AI Gateway is then able to provide information about the request being forwarded through it providing visibility into prompt and response, token usage, location, and model usage.

AI Gateway also provides usage analytics data:

If you are familiar with caching and rate limiting that is available through Cloudflare reverse proxy services, those same features are available through AI Gateway also. Each of these features can help ensure that usage of models does not cause massive cost overruns through excessive API queries or having to make API calls for multiple users submitting the same prompts.

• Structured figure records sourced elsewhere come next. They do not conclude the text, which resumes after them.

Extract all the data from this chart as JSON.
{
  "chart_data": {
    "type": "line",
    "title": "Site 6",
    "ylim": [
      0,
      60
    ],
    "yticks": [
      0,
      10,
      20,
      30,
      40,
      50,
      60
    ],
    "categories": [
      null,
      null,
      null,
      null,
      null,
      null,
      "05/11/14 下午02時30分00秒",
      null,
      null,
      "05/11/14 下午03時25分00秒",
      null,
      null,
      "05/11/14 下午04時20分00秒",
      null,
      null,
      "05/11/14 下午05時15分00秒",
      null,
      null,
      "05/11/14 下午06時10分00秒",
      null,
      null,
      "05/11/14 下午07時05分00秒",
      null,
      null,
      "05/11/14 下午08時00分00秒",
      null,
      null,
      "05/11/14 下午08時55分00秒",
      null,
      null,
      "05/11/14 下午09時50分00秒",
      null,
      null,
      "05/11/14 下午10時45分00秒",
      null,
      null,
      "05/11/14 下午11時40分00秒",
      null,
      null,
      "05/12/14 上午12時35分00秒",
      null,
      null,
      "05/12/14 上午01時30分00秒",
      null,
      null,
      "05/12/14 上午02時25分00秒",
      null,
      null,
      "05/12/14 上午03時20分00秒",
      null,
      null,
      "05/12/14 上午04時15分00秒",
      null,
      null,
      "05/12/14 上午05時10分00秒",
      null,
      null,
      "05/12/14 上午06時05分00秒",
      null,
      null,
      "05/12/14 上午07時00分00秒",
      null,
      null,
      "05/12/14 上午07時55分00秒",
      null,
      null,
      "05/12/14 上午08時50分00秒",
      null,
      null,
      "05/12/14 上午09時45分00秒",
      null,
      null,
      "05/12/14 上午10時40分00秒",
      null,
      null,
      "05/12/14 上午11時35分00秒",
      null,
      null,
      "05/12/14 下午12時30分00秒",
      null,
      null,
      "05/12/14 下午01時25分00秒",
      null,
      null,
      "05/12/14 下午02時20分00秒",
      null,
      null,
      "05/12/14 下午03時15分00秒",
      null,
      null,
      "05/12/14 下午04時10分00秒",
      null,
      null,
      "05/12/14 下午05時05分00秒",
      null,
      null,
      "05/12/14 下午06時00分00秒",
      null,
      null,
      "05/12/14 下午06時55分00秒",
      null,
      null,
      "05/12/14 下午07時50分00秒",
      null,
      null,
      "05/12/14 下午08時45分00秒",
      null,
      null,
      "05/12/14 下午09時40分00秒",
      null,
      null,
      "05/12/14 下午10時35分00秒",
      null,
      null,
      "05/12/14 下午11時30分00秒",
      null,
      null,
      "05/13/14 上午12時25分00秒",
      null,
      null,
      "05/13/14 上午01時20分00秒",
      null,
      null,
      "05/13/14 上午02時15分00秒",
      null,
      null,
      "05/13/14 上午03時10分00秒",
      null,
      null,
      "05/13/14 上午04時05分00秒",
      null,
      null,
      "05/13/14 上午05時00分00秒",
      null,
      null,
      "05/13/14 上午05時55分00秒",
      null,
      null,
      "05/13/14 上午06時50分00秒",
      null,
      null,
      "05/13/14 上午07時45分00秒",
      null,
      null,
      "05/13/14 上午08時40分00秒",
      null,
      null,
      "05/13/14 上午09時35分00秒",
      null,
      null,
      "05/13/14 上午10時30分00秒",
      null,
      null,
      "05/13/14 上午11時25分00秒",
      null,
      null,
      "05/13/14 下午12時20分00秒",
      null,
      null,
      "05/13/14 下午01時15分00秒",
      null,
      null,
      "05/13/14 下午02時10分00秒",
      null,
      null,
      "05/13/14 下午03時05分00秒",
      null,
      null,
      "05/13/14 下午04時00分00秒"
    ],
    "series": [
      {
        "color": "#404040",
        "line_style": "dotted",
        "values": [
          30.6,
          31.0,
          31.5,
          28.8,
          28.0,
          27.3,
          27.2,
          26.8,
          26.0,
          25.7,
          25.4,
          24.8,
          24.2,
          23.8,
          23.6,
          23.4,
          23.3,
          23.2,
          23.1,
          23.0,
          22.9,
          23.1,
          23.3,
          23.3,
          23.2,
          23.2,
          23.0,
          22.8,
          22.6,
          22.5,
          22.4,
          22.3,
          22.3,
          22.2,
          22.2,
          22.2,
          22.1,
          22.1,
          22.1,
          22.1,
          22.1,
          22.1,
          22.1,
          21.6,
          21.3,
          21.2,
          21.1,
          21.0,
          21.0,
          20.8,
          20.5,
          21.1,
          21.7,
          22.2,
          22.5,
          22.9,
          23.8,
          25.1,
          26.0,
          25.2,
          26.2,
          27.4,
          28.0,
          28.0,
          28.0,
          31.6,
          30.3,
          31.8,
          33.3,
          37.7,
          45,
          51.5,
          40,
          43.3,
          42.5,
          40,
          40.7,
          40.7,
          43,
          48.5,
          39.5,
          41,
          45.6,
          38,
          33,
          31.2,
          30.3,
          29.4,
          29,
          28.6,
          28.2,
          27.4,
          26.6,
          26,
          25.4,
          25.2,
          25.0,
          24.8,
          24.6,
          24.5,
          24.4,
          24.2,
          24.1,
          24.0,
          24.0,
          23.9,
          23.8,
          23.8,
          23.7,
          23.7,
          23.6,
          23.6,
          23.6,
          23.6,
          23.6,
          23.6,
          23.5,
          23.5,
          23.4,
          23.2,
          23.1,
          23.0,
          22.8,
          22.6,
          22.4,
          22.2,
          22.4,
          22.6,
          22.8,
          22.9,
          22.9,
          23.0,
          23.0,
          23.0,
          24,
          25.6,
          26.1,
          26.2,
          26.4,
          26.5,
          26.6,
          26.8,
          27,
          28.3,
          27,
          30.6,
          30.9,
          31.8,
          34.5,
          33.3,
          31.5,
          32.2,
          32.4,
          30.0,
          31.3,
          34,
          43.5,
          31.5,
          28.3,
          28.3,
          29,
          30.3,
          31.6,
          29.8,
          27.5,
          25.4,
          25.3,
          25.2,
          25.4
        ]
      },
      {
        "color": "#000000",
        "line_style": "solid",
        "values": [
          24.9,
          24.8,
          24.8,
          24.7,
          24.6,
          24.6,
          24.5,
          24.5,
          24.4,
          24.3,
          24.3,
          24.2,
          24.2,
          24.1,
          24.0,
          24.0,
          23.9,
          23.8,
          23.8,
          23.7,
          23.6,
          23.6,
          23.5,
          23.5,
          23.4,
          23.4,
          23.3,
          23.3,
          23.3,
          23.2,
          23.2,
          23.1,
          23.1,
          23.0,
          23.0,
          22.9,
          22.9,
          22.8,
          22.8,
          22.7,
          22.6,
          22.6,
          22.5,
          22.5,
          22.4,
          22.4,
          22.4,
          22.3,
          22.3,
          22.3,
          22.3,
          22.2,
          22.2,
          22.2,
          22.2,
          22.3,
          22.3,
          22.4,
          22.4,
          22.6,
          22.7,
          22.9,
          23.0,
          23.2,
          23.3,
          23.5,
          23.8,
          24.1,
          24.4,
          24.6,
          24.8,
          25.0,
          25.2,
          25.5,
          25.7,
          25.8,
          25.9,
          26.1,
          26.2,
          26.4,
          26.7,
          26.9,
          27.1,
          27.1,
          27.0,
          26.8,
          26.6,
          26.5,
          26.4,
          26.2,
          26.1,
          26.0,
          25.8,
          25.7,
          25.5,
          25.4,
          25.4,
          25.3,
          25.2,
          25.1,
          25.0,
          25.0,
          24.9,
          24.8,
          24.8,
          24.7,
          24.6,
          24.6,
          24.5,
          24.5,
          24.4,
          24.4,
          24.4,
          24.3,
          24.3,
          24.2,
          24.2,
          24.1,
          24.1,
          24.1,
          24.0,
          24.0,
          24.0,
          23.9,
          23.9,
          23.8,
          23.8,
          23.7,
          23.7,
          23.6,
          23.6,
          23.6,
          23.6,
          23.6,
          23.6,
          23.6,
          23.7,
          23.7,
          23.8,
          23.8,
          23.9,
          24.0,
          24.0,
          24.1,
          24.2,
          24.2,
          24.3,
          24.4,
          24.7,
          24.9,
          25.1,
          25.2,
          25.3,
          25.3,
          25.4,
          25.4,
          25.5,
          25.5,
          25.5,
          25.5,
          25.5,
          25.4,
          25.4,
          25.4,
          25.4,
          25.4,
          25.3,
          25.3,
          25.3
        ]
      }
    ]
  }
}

Another feature of Cloudflare AI Gateway is the ability to build dynamic routing for model usage and fallback. Dynamic routing flows can be created through a visual interface or a JSON-based configuration. Instead of hard-coding a single model, with Dynamic Routing a small flow that evaluates conditions, enforces quotas, and chooses models with fallbacks. This can iterated on without touching application code. With dynamic routing, you can easily implement advanced use cases such as:

Directing different segments (paid/not-paid user) to different models
Restricting each user/project/team with budget/rate limits
A/B and gradual rollouts

Lastly, AI Gateway can help keep user AI interactions secure and risk-free with Guardrails. Guardrails work by:

Intercepting interactions: AI Gateway proxies requests and responses, sitting between the user and the AI model.
Inspecting content:
User prompts: AI Gateway checks prompts against safety parameters (for example, violence, hate, or sexual content). Based on your settings, prompts can be flagged or blocked before reaching the model.
Model responses: Once processed, the AI model response is inspected. If hazardous content is detected, it can be flagged or blocked before being delivered to the user.
Applying actions: Depending on your configuration, flagged content is logged for review, while blocked content is prevented from proceeding.